Menurut Silvia, hal serupa terjadi saat PT MRT menemukan tembok di ujung utara Stasiun Kota. Ketika mereka membuat lorong komuter untuk jalur keluar menuju Stasiun Kota, jalur yang seharusnya lurus berbelok ke kanan. Sejauh ini, kata Silvia, semua pihak, yakni tim cagar budaya, Dinas Kebudayaan DKI, Pemerintah Provinsi DKI, dan PT MRT, berkompromi mempertimbangkan sejarah dan pembangunan.
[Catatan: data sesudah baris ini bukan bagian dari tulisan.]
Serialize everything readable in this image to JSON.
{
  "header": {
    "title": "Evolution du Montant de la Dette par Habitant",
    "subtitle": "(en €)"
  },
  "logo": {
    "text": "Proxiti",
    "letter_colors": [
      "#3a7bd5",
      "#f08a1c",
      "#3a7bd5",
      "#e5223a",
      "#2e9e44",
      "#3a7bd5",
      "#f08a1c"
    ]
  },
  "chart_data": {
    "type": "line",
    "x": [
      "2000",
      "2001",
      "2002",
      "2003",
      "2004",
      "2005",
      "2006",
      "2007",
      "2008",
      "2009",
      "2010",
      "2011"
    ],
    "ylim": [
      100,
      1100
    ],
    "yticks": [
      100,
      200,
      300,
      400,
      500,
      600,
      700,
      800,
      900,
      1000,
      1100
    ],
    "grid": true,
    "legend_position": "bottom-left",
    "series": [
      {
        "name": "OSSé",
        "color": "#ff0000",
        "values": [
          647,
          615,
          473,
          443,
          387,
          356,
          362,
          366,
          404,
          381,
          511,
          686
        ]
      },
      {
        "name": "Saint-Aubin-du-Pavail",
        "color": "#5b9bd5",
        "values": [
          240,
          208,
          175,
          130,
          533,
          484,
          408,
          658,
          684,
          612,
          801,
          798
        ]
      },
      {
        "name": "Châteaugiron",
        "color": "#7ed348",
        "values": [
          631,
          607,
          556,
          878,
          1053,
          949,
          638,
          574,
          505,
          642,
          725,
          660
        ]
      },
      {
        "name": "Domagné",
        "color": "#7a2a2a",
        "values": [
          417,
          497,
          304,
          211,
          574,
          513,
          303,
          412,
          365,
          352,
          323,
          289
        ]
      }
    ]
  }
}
Junus berpendapat temuan saluran air dan artefak ini sangat penting dan berharga. Tapi proyek MRT pun begitu demi masa depan. Ia mengaku sempat sedih dan bimbang. Tapi situs masih bisa diselamatkan. Rencananya, sebagian saluran akan diangkat lebih dulu, yakni bagian ujung water chamber dan pipa (dua bongkahan kira-kira seberat 10 ton), lalu menyusul bak penyaring dan bongkahan di dekat Stasiun Bank Mandiri. “Mungkin nanti panjangnya 22 meter. Tidak mungkin pipa sepanjang ini diangkat semua, akan diletakkan di mana?” tuturnya.
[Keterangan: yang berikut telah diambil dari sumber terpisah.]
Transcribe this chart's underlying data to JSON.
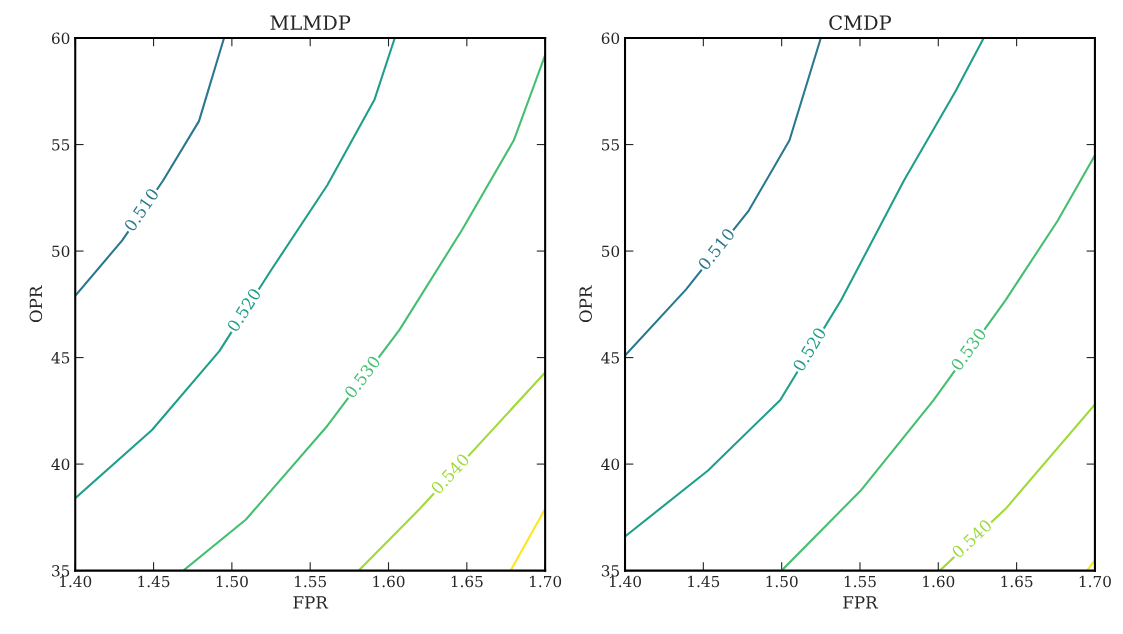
{
  "chart_data": [
    {
      "type": "line",
      "title": "MLMDP",
      "xlabel": "FPR",
      "ylabel": "OPR",
      "grid": false,
      "legend": false,
      "xlim": [
        1.4,
        1.7
      ],
      "ylim": [
        35,
        60
      ],
      "xticks": [
        {
          "value": 1.4,
          "label": "1.40"
        },
        {
          "value": 1.45,
          "label": "1.45"
        },
        {
          "value": 1.5,
          "label": "1.50"
        },
        {
          "value": 1.55,
          "label": "1.55"
        },
        {
          "value": 1.6,
          "label": "1.60"
        },
        {
          "value": 1.65,
          "label": "1.65"
        },
        {
          "value": 1.7,
          "label": "1.70"
        }
      ],
      "yticks": [
        35,
        40,
        45,
        50,
        55,
        60
      ],
      "series": [
        {
          "name": "0.510",
          "color": "#2a788e",
          "x": [
            1.4,
            1.43,
            1.456,
            1.479,
            1.495
          ],
          "values": [
            47.9,
            50.5,
            53.3,
            56.1,
            60
          ]
        },
        {
          "name": "0.520",
          "color": "#1f9e89",
          "x": [
            1.4,
            1.449,
            1.492,
            1.525,
            1.561,
            1.591,
            1.604
          ],
          "values": [
            38.4,
            41.6,
            45.3,
            49.1,
            53.1,
            57.1,
            60
          ]
        },
        {
          "name": "0.530",
          "color": "#44bf70",
          "x": [
            1.469,
            1.509,
            1.561,
            1.607,
            1.647,
            1.68,
            1.7
          ],
          "values": [
            35,
            37.4,
            41.8,
            46.3,
            51.0,
            55.2,
            59.2
          ]
        },
        {
          "name": "0.540",
          "color": "#a0da39",
          "x": [
            1.581,
            1.62,
            1.66,
            1.7
          ],
          "values": [
            35,
            37.9,
            41.1,
            44.3
          ]
        },
        {
          "color": "#fde725",
          "x": [
            1.678,
            1.7
          ],
          "values": [
            35,
            37.9
          ]
        }
      ]
    },
    {
      "type": "line",
      "title": "CMDP",
      "xlabel": "FPR",
      "ylabel": "OPR",
      "grid": false,
      "legend": false,
      "xlim": [
        1.4,
        1.7
      ],
      "ylim": [
        35,
        60
      ],
      "xticks": [
        {
          "value": 1.4,
          "label": "1.40"
        },
        {
          "value": 1.45,
          "label": "1.45"
        },
        {
          "value": 1.5,
          "label": "1.50"
        },
        {
          "value": 1.55,
          "label": "1.55"
        },
        {
          "value": 1.6,
          "label": "1.60"
        },
        {
          "value": 1.65,
          "label": "1.65"
        },
        {
          "value": 1.7,
          "label": "1.70"
        }
      ],
      "yticks": [
        35,
        40,
        45,
        50,
        55,
        60
      ],
      "series": [
        {
          "name": "0.510",
          "color": "#2a788e",
          "x": [
            1.4,
            1.439,
            1.479,
            1.505,
            1.525
          ],
          "values": [
            45.1,
            48.2,
            51.9,
            55.2,
            60
          ]
        },
        {
          "name": "0.520",
          "color": "#1f9e89",
          "x": [
            1.4,
            1.453,
            1.499,
            1.538,
            1.578,
            1.611,
            1.629
          ],
          "values": [
            36.6,
            39.7,
            43.0,
            47.7,
            53.3,
            57.5,
            60
          ]
        },
        {
          "name": "0.530",
          "color": "#44bf70",
          "x": [
            1.5,
            1.551,
            1.597,
            1.643,
            1.676,
            1.7
          ],
          "values": [
            35,
            38.8,
            43.0,
            47.7,
            51.4,
            54.5
          ]
        },
        {
          "name": "0.540",
          "color": "#a0da39",
          "x": [
            1.601,
            1.643,
            1.7
          ],
          "values": [
            35,
            37.9,
            42.8
          ]
        },
        {
          "color": "#fde725",
          "x": [
            1.695,
            1.7
          ],
          "values": [
            35,
            35.5
          ]
        }
      ]
    }
  ]
}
Artefak yang ditemukan, Junus menambahkan, berasal dari abad ke-15 hingga ke-20 karena wilayah Glodok dulu adalah sungai sehingga memungkinkan segala macam benda tertimbun sedimentasi. Artefak berukuran kecil, seperti keramik, porselen, dan bejana, akan dipamerkan di Visitor Center Stasiun Beos dan Monumen Nasional. Sedangkan barang temuan besar seperti jalur trem dan bantalan kayu belum akan dipamerkan karena tercatat sebagai aset Perusahaan Umum Pengangkutan Penumpang Djakarta. “Akan kami berikan kepada mereka, ditaruh di tempat penyimpanan mereka. Kesepakatan kami, jika proyek selesai, sebagian rel akan diambil untuk di-display,” kata Silvia.
Adapun temuan saluran air, Silvia melanjutkan, adalah milik Pemerintah Provinsi DKI. Pihaknya meminta arahan Dinas Kebudayaan guna menyimpan temuan ini untuk sementara. Jika proyek selesai, temuan tersebut akan dipamerkan bagi publik. Kepala Dinas Kebudayaan DKI Iwan Wardhana mengatakan pihaknya bersama PT MRT akan mengupayakan penyelamatan. Dinasnya memberikan asistensi dengan tim cagar budaya.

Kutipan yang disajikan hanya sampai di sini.